Posted by: istop4books | December 28, 2010


Many years ago, as a kid growing up in South America, I heard stories about the Spaniards who had emigrated, leaving their beloved Spain and starting over in Chile. The atrocities weren’t mentioned, but the hardships were. I wish I had paid better attention, I wish I had asked some questions.

Winter in Madrid is set during WWII, when Spain was under the rule of its new fascist dictator, Generalisimo Francisco Franco. Three old English school chums, Harry Brett, Sandy Forsyth and Bernie Piper find themselves in Spain for different reasons, years after losing track of one another. Sandy, the black sheep and difficult one, is working in Spain on sketchy gold schemes; Harry is brought to Spain in the guise of a translator to spy on his old schoolmate Sandy, and is completely adverse to doing so, but at the same time honor bound.
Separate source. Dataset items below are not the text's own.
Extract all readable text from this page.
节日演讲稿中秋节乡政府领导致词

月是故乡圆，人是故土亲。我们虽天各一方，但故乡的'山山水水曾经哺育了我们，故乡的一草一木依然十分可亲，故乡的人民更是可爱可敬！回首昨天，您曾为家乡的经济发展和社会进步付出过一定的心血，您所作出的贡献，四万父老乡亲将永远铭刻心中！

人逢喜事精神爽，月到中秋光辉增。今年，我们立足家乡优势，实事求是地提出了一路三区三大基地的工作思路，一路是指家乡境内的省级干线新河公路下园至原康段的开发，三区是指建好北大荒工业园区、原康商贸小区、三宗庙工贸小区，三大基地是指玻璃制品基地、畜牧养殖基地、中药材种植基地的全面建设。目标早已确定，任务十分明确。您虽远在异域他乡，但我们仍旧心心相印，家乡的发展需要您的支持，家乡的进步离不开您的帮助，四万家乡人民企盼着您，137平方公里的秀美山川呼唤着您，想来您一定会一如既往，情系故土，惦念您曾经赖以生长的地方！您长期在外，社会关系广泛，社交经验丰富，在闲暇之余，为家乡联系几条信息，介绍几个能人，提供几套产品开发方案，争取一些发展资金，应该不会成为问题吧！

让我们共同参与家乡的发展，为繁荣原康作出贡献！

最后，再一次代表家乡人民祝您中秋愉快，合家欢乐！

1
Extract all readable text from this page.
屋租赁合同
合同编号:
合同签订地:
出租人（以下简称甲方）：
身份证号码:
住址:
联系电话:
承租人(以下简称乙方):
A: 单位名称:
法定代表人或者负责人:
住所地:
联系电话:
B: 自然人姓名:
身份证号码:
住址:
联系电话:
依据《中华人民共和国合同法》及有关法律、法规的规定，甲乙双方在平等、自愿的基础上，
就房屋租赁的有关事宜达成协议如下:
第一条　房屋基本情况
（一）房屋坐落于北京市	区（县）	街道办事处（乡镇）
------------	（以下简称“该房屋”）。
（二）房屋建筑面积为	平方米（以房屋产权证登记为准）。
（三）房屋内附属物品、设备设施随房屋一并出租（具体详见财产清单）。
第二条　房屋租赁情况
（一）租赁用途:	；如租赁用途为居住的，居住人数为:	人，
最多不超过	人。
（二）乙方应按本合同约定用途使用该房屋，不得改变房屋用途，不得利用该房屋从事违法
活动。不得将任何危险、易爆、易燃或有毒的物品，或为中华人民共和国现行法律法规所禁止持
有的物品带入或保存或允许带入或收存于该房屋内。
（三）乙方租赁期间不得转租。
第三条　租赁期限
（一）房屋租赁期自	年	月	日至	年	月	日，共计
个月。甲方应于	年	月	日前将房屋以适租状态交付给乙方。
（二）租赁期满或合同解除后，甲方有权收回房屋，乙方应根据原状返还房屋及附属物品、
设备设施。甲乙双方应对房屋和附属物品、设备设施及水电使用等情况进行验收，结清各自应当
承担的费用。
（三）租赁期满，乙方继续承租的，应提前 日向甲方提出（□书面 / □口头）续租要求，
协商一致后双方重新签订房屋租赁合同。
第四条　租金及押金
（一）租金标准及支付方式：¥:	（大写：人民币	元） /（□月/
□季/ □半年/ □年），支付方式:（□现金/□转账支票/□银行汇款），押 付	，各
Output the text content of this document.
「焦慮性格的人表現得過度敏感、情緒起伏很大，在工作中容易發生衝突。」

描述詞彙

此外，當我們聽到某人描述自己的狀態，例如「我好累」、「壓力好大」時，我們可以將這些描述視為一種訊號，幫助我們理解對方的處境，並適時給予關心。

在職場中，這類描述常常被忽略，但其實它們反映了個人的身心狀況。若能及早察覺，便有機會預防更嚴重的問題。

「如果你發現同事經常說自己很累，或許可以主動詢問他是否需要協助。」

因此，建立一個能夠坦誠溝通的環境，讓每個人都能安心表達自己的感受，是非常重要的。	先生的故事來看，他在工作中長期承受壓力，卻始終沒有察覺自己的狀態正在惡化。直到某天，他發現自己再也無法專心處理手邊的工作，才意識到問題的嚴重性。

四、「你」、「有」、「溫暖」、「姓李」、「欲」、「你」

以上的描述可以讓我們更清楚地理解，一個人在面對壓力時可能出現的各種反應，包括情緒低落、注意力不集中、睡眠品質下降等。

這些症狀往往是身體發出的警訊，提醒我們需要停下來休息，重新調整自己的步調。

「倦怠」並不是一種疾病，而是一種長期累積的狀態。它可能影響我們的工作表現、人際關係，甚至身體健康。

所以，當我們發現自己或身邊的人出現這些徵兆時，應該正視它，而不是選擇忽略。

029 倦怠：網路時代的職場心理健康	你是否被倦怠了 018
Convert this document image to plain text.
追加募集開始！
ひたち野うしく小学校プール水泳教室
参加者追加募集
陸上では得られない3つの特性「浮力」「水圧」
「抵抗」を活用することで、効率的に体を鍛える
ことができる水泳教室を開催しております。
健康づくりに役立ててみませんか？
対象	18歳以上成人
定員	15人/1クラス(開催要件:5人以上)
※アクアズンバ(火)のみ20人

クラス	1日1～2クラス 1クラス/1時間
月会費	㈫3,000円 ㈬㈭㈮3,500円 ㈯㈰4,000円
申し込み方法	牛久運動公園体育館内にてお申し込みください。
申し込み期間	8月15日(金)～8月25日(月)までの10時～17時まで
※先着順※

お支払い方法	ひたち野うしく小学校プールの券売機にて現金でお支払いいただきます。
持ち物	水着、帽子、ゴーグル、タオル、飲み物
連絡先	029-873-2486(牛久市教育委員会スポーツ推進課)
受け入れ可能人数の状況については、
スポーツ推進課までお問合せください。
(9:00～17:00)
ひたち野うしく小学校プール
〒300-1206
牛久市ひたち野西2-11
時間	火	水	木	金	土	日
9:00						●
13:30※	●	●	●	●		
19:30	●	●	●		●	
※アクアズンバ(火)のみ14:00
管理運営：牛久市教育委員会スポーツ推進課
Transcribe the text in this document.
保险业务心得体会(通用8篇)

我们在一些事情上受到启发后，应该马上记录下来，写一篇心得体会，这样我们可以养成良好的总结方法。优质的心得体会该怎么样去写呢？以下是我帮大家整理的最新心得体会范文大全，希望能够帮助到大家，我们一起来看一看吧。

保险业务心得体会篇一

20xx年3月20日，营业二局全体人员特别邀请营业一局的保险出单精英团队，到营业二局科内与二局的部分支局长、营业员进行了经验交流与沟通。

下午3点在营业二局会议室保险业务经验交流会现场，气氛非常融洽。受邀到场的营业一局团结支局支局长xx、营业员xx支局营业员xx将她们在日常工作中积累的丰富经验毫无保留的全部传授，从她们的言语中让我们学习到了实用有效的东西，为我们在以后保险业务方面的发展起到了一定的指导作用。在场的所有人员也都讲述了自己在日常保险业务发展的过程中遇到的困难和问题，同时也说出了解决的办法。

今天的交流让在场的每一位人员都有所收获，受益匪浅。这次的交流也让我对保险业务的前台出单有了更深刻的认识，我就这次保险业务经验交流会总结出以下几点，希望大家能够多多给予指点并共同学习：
And then Bernie Piper – the communist who puts his money where his mouth is and leaves England to join the communist party and fight with the resistance against Franco. Interwoven to these characters’ plots, is the history of the factions all vying for power in Spain, the Brits trying to keep Spain out of the war; the Monarchists, Republicans, Falangists, Nationalists, Communists, Nazis, to name a few fighting to gain or regain control, and in the end – nobody won. The hunger, fear, lack of hope, the vileness of those in power or wanting power is captured through the pages of the book. Harry begins to learn what all his years of fancy British upper-crust schooling could never teach him – about the real lives affected so devastatingly by the ravages of wars.

I really enjoyed this thriller. It had enough twists and turns to keep me engaged. Here and there a bit long, but very good nevertheless.

One thing the book would benefit from would be a glossary of terms, as I was not familiar with all the different factions that played a huge part of the story.

Edited to add:  Much of this novel takes place in Madrid, in and around the Puerta del Sol.  I was there in 2002/2003; in fact my entire family was there for New Years Eve.  I wish I had read this book and even though the sense of locality was excellent throughout the narrative, I have racked my brain trying to remember the streets that Harry often frequented.  Cuenca, Sevilla and surrounding areas were also part of the landscape and while I was there, it never even occurred to me to check out the Civil War background of these areas.  I guess I’ll just have to go back!